在此之前,OpenAI 的大模型预训练和推理都依赖英伟达 GPU,也使得其成为了后者最大的算力芯片采购方。此次转向谷歌的 TPU 芯片,就意味着 OpenAI 方面正在尝试摆脱对英伟达的依赖,从而实现算力芯片供应的多元化。同时继苹果之后,谷歌的 TPU 又一次赢得 AI 大厂的订单,也让它彻底摆脱了 " 自家玩具 " 的定位。

OpenAI 选择用谷歌 TPU 取代部分英伟达 GPU 的原因其实很简单,因为后者的价格太高、太抢手了。

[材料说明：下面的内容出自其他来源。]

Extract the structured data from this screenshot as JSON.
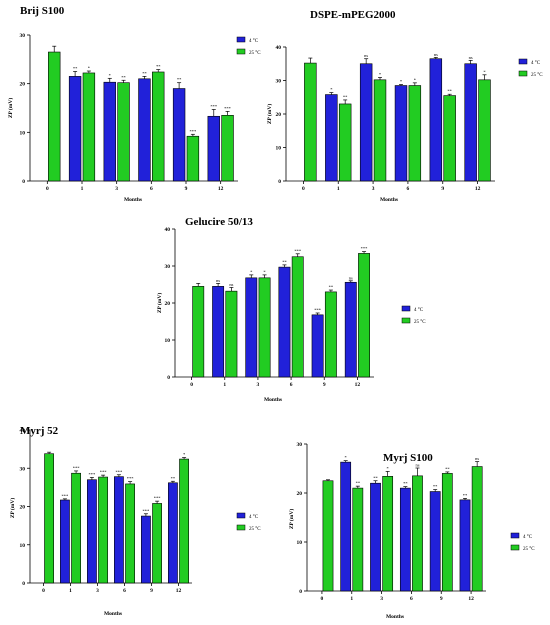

据悉,英伟达的旗舰芯片 B200 拥有高达 2080 亿的晶体管数量和 192GB 的 HBM3E 内存容量,提供 8TB/s 的内存带宽,采用的是 Blackwell 架构,AI 性能在 FP8 及新的 FP6 上都可以达到 20PFLOPS,是前代 Hopper 构架 H100 运算性能 8PFLOPS 的 2.5 倍。

可是配备 8 颗 B200 的英伟达 DGX B200 AI 服务器,售价就高达 50 万美元,并且根据摩根士丹利的相关报告显示,英伟达 Blackwell GPU 未来 12 个月的产能已经被预定一空。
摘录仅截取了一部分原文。